Sunday, May 07, 2006

Building AMBER 9 Parallel Ports with Pre-built MPI Libraries with XLF90

For years my impression was that prebuilt binaries for something like MPI library only bring me troubles, therefore I normally recommend compiling MPI library by ourselves. Take this prebuilt mpich package from hpc.sourceforge.net for example:
Downloading MPICH

This doesn't work with AMBER 9. Several reasons that this is not working with env MPI_HOME=/usr/local/mpich ./configure -mpich xlf90_macosx are:

  1. the library function names have double-underscore tail xlf90 can not produce more than one underscore.
  2. /usr/local/mpich/bin/mpif90 -show is not working, the configure script is not happy. (i.e. This mpich has to be configured with f90 option.)

When it goes to LAM-MPI, you might think that the official build from lam-mpi homepage should be working:
Downloading LAM-MPI
Unfortunately this doesn't work with AMBER 9, either. The reason is similar, no FORTRAN options were compiled into the package. (see the output of /usr/local/bin/mpif77 -showme)

Then I stumbled across another build from York University:
Downloading LAM-MPI-xlf90
This seems to be working. These steps are required:

  1. mkdir -p /Applications/Darwin; tar zxvf lam-7.1-xlf.tar.gz -C /Application/Darwin/ (Not everyone can write to /Applications/, so it's not very ideal for ordinary endusers of a Macintosh cluster.)
  2. If you got this error when doing make parallel:
    /usr/bin/ld: table of contents for archive: /Applications/Darwin/lam-7.1-xlf/lib/liblammpio.a is out of date; rerun ranlib(1) (can't load from it)
    /usr/bin/ld: table of contents for archive: /Applications/Darwin/lam-7.1-xlf/lib/liblamf77mpi.a is out of date; rerun ranlib(1) (can't load from it)
    /usr/bin/ld: table of contents for archive: /Applications/Darwin/lam-7.1-xlf/lib/libmpi.a is out of date; rerun ranlib(1) (can't load from it)
    /usr/bin/ld: table of contents for archive: /Applications/Darwin/lam-7.1-xlf/lib/liblam.a is out of date; rerun ranlib(1) (can't load from it)
    make[1]: *** [sander.MPI] Error 1
    make: *** [parallel] Error 2

    Don't panic, just do "ranlib /Applications/Darwin/lam-7.1-xlf/lib/*.a".
  3. Please remember to put /Applications/Darwin/lam-7.1-xlf/bin in the path or lamboot won't start.

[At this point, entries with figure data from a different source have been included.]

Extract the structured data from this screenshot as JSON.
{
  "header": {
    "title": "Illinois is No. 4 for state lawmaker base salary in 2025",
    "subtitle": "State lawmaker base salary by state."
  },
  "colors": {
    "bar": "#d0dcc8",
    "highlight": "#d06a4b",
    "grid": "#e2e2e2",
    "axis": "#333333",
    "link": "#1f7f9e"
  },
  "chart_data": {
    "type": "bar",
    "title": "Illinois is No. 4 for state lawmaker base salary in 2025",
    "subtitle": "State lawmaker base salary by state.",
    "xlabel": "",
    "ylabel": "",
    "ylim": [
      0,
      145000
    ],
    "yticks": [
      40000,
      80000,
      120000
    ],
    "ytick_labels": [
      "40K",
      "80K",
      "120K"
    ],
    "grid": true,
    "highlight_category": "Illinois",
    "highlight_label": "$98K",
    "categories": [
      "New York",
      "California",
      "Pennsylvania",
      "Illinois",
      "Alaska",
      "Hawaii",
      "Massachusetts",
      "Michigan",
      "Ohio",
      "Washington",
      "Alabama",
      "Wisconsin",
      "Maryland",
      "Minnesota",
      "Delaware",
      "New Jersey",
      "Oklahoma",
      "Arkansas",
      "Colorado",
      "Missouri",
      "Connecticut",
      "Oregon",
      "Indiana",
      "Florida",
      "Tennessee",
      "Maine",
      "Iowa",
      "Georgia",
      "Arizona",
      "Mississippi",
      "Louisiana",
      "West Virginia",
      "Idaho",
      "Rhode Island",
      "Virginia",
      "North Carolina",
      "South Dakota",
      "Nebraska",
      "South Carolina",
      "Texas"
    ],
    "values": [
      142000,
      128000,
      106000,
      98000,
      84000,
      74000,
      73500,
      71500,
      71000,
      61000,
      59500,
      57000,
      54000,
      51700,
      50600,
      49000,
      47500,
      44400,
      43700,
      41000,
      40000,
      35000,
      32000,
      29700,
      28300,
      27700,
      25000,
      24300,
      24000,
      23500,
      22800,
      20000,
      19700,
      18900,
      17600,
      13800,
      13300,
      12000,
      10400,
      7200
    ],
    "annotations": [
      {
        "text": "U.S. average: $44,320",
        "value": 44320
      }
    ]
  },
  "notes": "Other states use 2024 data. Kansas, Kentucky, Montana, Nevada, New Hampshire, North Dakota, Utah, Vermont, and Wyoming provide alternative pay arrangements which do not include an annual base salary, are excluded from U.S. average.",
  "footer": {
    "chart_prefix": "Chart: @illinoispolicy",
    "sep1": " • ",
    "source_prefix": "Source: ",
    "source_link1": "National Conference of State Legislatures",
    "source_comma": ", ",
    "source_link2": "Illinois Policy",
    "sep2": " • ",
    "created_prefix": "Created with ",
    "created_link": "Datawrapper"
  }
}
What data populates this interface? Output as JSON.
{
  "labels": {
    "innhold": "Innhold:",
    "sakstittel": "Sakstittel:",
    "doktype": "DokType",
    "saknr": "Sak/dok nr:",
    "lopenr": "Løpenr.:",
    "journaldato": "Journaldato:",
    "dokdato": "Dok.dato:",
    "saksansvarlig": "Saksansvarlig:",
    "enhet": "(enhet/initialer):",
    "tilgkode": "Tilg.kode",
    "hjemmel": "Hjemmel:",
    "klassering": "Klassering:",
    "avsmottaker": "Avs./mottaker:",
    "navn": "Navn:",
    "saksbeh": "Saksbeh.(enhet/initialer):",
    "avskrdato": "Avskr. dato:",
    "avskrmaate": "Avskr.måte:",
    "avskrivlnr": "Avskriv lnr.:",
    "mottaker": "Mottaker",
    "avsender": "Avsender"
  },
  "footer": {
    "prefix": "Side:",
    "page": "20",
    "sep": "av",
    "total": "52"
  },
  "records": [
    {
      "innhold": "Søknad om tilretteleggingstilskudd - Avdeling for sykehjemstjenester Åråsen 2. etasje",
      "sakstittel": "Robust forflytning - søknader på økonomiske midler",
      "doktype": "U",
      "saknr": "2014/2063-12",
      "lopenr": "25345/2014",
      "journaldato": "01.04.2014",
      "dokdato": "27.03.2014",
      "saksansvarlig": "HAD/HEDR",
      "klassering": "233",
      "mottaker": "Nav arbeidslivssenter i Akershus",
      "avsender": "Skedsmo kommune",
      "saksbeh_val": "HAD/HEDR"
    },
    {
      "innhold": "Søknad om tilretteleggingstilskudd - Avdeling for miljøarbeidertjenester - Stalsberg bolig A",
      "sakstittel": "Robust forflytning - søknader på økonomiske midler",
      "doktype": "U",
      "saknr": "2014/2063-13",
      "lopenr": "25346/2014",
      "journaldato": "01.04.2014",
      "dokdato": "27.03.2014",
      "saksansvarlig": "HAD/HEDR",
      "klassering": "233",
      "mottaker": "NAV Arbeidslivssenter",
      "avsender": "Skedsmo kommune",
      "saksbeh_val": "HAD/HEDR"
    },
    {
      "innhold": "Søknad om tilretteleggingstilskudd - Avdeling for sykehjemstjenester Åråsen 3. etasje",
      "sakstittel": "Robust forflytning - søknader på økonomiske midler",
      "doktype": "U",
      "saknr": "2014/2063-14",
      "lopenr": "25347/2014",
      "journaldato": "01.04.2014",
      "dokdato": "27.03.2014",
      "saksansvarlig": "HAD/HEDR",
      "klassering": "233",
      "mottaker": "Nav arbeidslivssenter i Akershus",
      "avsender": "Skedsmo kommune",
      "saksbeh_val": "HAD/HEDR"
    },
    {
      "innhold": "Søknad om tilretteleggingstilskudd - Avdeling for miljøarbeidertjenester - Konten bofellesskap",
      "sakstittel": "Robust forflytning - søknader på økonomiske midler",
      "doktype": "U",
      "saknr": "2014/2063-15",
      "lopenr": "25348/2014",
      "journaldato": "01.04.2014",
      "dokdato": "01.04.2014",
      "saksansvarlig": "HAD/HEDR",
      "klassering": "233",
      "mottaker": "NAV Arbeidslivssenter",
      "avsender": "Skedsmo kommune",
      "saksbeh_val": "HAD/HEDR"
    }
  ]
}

Some friends might find that the AMBER 9 compilation fails and gives some errors like this:
xlf90_r -qfree=f90 -o sander.MPI [skipped a lot of *.o obj] ../lmod/lmod.a ../lapack/lapack.a ../blas/blas.a ../lib/nxtsec.o ../lib/sys.a -L/usr/local/mpich/lib -lpmpich -lmpich -lpmpich -lmpich -Wl,-framework -Wl,Accelerate
/usr/bin/ld: Undefined symbols:
_mpi_bcast
_mpi_irecv
**********
***OMIT***
**********
_mpi_waitany
_mpi_waitall
_mpi_type_free
make[1]: *** [sander.MPI] Error 1
make: *** [parallel] Error 2

Here we need to check first of all if the library we are linking (red colored in the error log above.) exists. But in case you don't even have those red colored argument, your pre-built MPI library is not working. If the library files indeed exist, use "nm" command to check the names of the functions. For example:

nm /usr/local/mpich/lib/libmpich.a | grep mpi_type_free
If the result is 00000000 T _mpi_type_free_, then you can add some argument to tell xlf90 you need to add a trailing underscore to the function name you want to.
make -e AMBERBUILDFLAGS="-qextname=mpi_bcast:mpi_irecv:...skipped..."
but for 00000000 T _mpi_type_free__ (two trailing underscores), please just give up and build your own library instead.